United States citizens who receive a summons for jury duty must report to the courthouse and perform their civic duty. Your jury duty responsibilities could require anywhere from several hours to several months off work, though. What happens to your job and paycheck while you serve on a jury? Learn more about laws and your employer’s jury duty selection policy that affect your ability to get time off work and receive a paycheck when you’re called for jury duty.
Verify Your State’s Laws
The U.S. Department of Labor allows states to determine if jurors can receive time off work. Most states have established time off and paycheck guidelines employers must follow when an employee receives a jury duty summons, so verify your state’s specific jury duty leave laws.
In general, many states require employers to provide employees with time off work for jury duty. Some states also allow employers to offer different levels of time off based on the company’s industry and location and the employee’s job title.
Additionally, state laws determine if employers must pay employees who serve on a jury. The law may allow employers to provide unpaid leave or deduct jury pay from the employee’s paycheck. In most cases, though, employers cannot cut benefits, including insurance coverage and vacation time accrual, while employees serve on a jury.

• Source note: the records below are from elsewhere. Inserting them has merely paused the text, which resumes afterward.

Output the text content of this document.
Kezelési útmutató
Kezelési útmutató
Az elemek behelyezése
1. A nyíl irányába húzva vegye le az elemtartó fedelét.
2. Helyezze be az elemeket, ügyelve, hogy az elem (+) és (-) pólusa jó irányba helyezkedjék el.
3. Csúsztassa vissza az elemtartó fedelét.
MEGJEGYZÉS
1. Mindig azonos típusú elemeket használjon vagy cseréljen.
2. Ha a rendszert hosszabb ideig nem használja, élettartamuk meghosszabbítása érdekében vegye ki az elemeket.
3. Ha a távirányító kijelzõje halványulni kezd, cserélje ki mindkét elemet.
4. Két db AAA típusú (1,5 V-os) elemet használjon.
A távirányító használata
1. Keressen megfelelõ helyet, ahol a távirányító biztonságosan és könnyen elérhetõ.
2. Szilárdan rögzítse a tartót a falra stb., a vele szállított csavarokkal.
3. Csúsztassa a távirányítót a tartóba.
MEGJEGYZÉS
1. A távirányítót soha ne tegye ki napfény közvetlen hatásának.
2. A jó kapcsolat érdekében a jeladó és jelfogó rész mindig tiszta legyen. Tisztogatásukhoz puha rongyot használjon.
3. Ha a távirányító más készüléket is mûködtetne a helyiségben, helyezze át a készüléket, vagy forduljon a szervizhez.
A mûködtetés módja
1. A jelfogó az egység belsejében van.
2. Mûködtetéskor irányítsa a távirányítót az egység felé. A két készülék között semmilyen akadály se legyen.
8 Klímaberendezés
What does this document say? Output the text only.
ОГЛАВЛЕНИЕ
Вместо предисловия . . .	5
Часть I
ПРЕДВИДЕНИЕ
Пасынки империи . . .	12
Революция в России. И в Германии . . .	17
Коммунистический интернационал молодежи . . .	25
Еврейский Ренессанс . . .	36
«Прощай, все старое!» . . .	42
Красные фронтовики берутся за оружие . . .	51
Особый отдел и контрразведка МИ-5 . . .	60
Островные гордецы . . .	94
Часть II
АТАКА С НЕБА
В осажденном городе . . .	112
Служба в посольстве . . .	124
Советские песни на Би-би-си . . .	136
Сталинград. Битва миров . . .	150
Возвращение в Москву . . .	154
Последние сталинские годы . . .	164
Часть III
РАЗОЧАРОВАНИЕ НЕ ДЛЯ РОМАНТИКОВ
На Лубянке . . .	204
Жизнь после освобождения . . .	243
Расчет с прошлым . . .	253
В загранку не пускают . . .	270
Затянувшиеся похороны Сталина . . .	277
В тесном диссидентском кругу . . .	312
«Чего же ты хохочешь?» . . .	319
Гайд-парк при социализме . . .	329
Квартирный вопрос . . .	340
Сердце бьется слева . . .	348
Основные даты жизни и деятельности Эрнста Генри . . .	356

Review Your Employer’s Jury Duty Selection Policy
Many companies include a jury duty selection policy in the employee handbook. It outlines time off and pay details for employees who receive a jury duty summons, so review the policy and follow it as you arrange for your jury duty service.
Keep in mind that federal law protects employees while they serve on jury duty. Employers may not discourage employees from serving or terminate, demote, harass, threaten or coerce an employee who reports for jury duty.
Steps to Take When you Receive a Jury Duty Summons
As soon as you receive a jury duty summons, notify your employer. Early notification gives your supervisor time to find coverage for your duties or time to write a letter and ask the court to postpone your jury duty date, which may be beneficial if you’re an essential employee or are involved in a major project.
You will also want to discuss your summons with the Human Resources department and review your employer’s jury duty selection policy. Your employer may require you to show proof of your summons before they grant you leave or pay.
Jury duty remains a privilege and responsibility for Americans but can disrupt your job. Understand your rights under state law and your employer’s jury duty selection policy as you perform your civic duty.